Vision-Language Models (VLMs) have demonstrated impressive world knowledge across a wide range of tasks, making them promising candidates for embodied reasoning applications. However, existing benchmarks primarily evaluate the embodied reasoning ability of VLMs through multiple-choice questions based on image annotations -- for example, selecting which trajectory better describes an event in the image. In this work, we introduce the Point-It-Out (PIO) benchmark, a novel benchmark designed to systematically assess the embodied reasoning abilities of VLMs through precise visual grounding. We propose a hierarchical evaluation protocol spanning three stages (S1: referred-object localization, S2: task-driven pointing, and S3: visual trace prediction), with data collected from critical domains for embodied intelligence, including indoor, kitchen, driving, and robotic manipulation scenarios. Extensive experiments with over ten state-of-the-art VLMs reveal several interesting findings. For example, strong general-purpose models such as GPT-4o, while excelling on many benchmarks (e.g., language, perception, and reasoning), underperform compared to some open-source models in precise visual grounding; models such as MoLMO perform well in S1 and S2 but struggle in S3, where requires grounding combined with visual trace planning.

Figures (11)

• Figure 1: Unlike prior benchmarks that rely on indirect evaluation (a), Point-It-Out (PIO) directly assesses embodied reasoning (ER) by prompting VLMs to generate precise visual groundings—such as points, bounding boxes, or trajectories—in a hierarchical manner as shown in (b).

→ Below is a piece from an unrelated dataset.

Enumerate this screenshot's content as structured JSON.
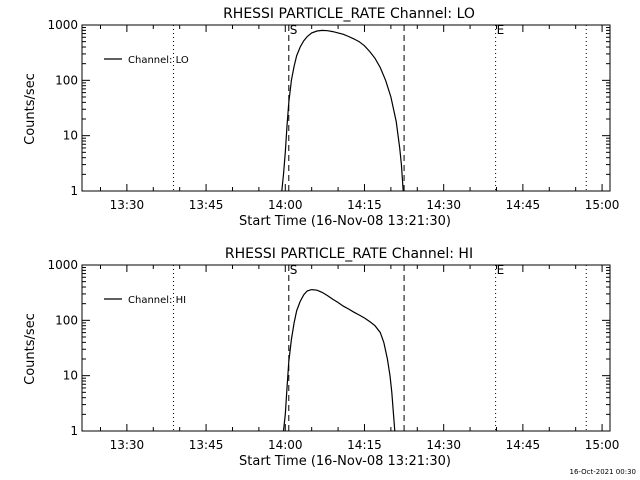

To our knowledge, PIO is the first benchmark to offer pixel-level grounding for ER, spanning diverse embodied tasks across multiple real-world scenarios.
• Figure 2: A Hierarchical Framework for Visual Grounding in Embodied Reasoning. We propose a three-stage progression: S1 (object localization) localize objects explicited referred to in the text, with some conditions like granularity and appearance; S2 (task-driven grounding) builds on S1 to infer locations used in specific task, which may not be explicitly referred to in the text ; and S3 (visual trace prediction) combines S1 and S2 to generate executable motion plans. Underlined text denotes the referred object that needs to be localized (S1), while yellow highlights indicate task-contexts in task-oriented reasoning (S2/S3).
• Figure 3: More Examples for Three-Stages Grounding across Embodied Tasks: We illustrate more examples across driving, kitchen, and robotic domains that align with our three-stage hierarchy.
• Figure 4: Examples and Distributions of S1 and S2 Subclasses: here we show examples of subclasess for S1 (object w/o ambiguity, object part, and object with constraints in e.g. locations, color) and S2 (affordance, prediction, safety, contact and recommendation); and also the % of them in the each stage.
• Figure 5: Performance on S1 and S2 for Different VLMs. (Left) Model scores on S1 and S2 tasks. RoboRefer-SFT-8B, MoLMO-7B, Gemini‑2.5‑Pro, and Qwen-2.5-VL significantly outperform other models. (Right) Average scores across S1 and S2 of different model in four distinct scenarios.